2. Adjustable rate mortgage
The adjustable rate mortgage is a loan with an initial fixed rate that then adjusts to the market periodically. Buyers with an ARM can take advantage of lower interest rates. However, they are also subject to fluctuations in the market. This type of loan may best for those who don’t plan to hold a mortgage for a long time. Alternatively, you can take on a fixed-rate mortgage and refinance in the future should interest rates go down.
3. Government Insured Mortgage
While the government itself if not a mortgage lender, it does back mortgages that fit specific criteria:
Federal Housing Authority (FHA) Loans: This loan is great for people who don’t have substantial cash saved up for a down payment and don’t have a solid credit history. To secure this loan, you must have a minimum 580 credit score for a 3.5% down payment (500 is accepted if you put 10% down). Note however that this loan can be costly if you put down less than 10%. FHA loans require two mortgage premiums; one paid upfront and the other annually for the life of the loan. This type of loan must also meet the FHA standards.
Veterans Affairs (VA) Loans: For both active duty and veterans, a VA loan can provide low interest rate mortgages with zero down payment. Check out the VA website to see how you can apply.
US Department of Agriculture (USDA) Loans: The USDA loan may be of benefit to you if you’re of moderate-low income and looking to purchase in a rural area. In order to qualify, you must purchase a home in a USDA-eligible area. Click here to see if you qualify.
Be cautious with the balloon mortgage
While not as common, buyers should be wary of a balloon mortgage or a balloon mortgage clause in their agreement. With a balloon mortgage, the borrower makes small fixed-rate payments for a period of time and then makes one large pay-off at the end of the loan. This method can work well for borrowers who plan to sell the home before the balloon pay-off due date.

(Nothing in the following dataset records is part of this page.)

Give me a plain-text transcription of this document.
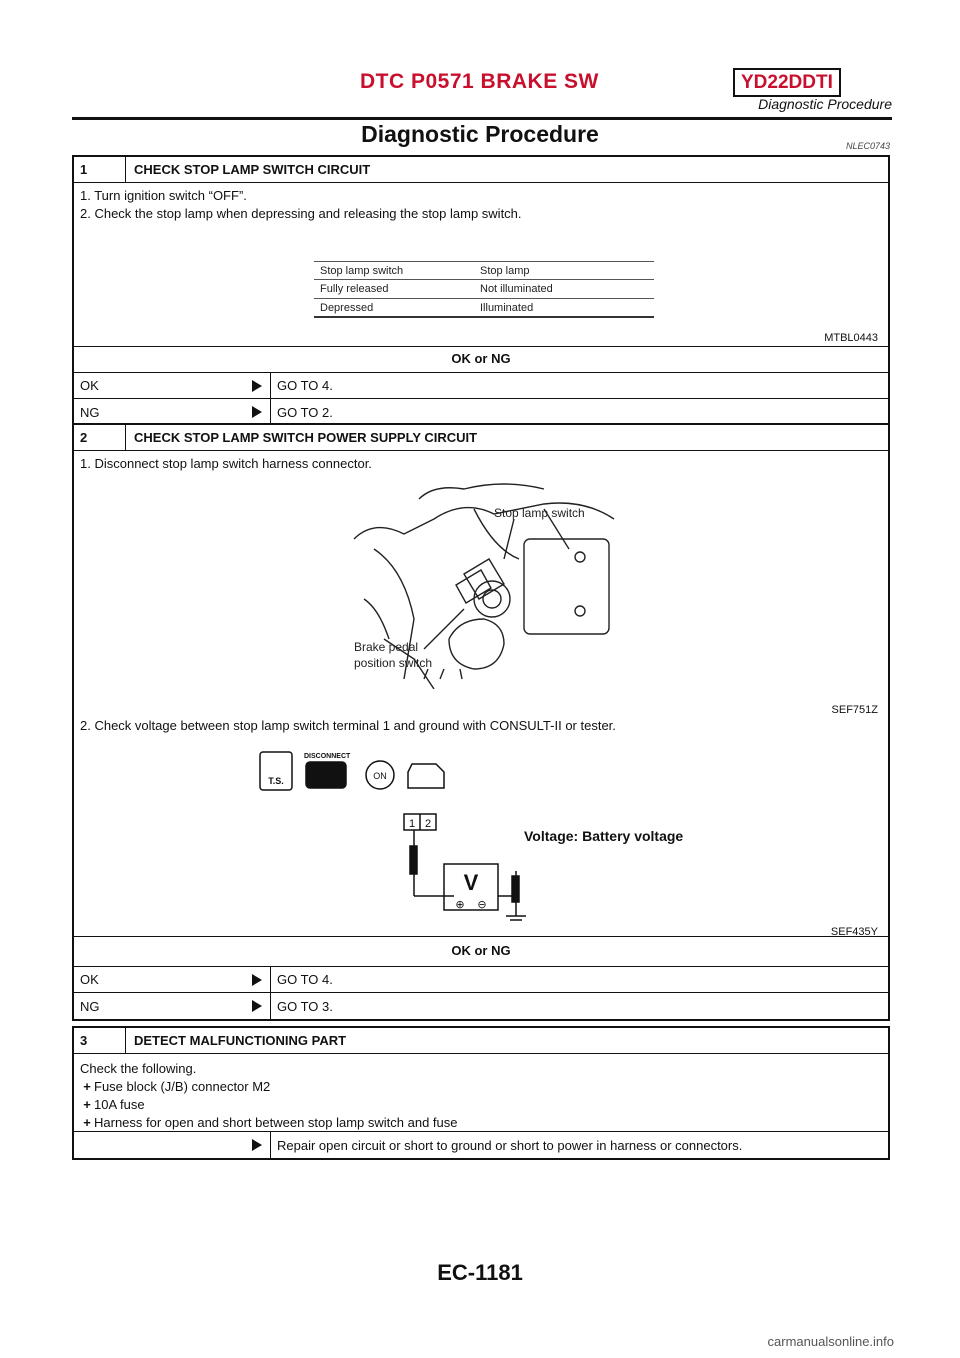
DTC P0571 BRAKE SW	YD22DDTI
Diagnostic Procedure
Diagnostic Procedure	NLEC0743
1	CHECK STOP LAMP SWITCH CIRCUIT
1. Turn ignition switch “OFF”.
2. Check the stop lamp when depressing and releasing the stop lamp switch.
Stop lamp switch	Stop lamp
Fully released	Not illuminated
Depressed	Illuminated
MTBL0443
OK or NG
OK	GO TO 4.
NG	GO TO 2.
2	CHECK STOP LAMP SWITCH POWER SUPPLY CIRCUIT
1. Disconnect stop lamp switch harness connector.
Stop lamp switch
Brake pedal
position switch
SEF751Z
2. Check voltage between stop lamp switch terminal 1 and ground with CONSULT-II or tester.
T.S.
DISCONNECT
ON
1 2
V
⊕ ⊖
Voltage: Battery voltage
SEF435Y
OK or NG
OK	GO TO 4.
NG	GO TO 3.
3	DETECT MALFUNCTIONING PART
Check the following.
+ Fuse block (J/B) connector M2
+ 10A fuse
+ Harness for open and short between stop lamp switch and fuse
Repair open circuit or short to ground or short to power in harness or connectors.
EC-1181
carmanualsonline.info
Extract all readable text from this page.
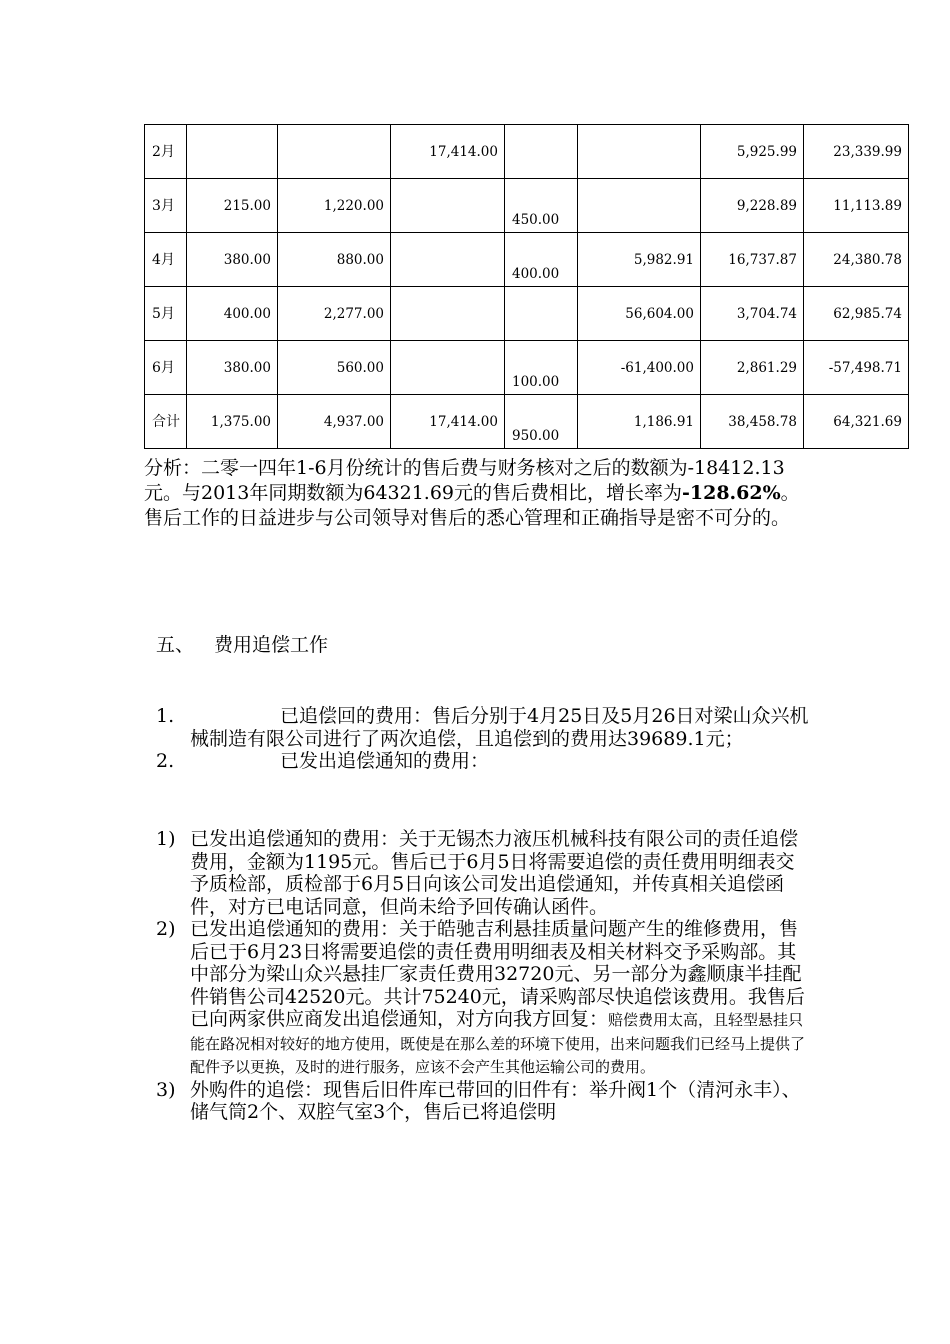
2月			17,414.00			5,925.99	23,339.99
3月	215.00	1,220.00		450.00		9,228.89	11,113.89
4月	380.00	880.00		400.00	5,982.91	16,737.87	24,380.78
5月	400.00	2,277.00			56,604.00	3,704.74	62,985.74
6月	380.00	560.00		100.00	-61,400.00	2,861.29	-57,498.71
合计	1,375.00	4,937.00	17,414.00	950.00	1,186.91	38,458.78	64,321.69

分析：二零一四年1-6月份统计的售后费与财务核对之后的数额为-18412.13元。与2013年同期数额为64321.69元的售后费相比，增长率为-128.62%。售后工作的日益进步与公司领导对售后的悉心管理和正确指导是密不可分的。

五、 费用追偿工作

1.	已追偿回的费用：售后分别于4月25日及5月26日对梁山众兴机械制造有限公司进行了两次追偿，且追偿到的费用达39689.1元；
2.	已发出追偿通知的费用：
1) 已发出追偿通知的费用：关于无锡杰力液压机械科技有限公司的责任追偿费用，金额为1195元。售后已于6月5日将需要追偿的责任费用明细表交予质检部，质检部于6月5日向该公司发出追偿通知，并传真相关追偿函件，对方已电话同意，但尚未给予回传确认函件。
2) 已发出追偿通知的费用：关于皓驰吉利悬挂质量问题产生的维修费用，售后已于6月23日将需要追偿的责任费用明细表及相关材料交予采购部。其中部分为梁山众兴悬挂厂家责任费用32720元、另一部分为鑫顺康半挂配件销售公司42520元。共计75240元，请采购部尽快追偿该费用。我售后已向两家供应商发出追偿通知，对方向我方回复：赔偿费用太高，且轻型悬挂只能在路况相对较好的地方使用，既使是在那么差的环境下使用，出来问题我们已经马上提供了配件予以更换，及时的进行服务，应该不会产生其他运输公司的费用。
3) 外购件的追偿：现售后旧件库已带回的旧件有：举升阀1个（清河永丰）、储气筒2个、双腔气室3个，售后已将追偿明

However, this mortgage is risky and generally not advised to the average person for the following reasons: The homeowner has little or no equity in the house for a long period of time (having made smaller payments), to be profitable the borrower has to sell or refinance for at least the amount of the balloon payment, the borrower is taking on a lot of risk having to come up with a large sum of money by a specific point in time.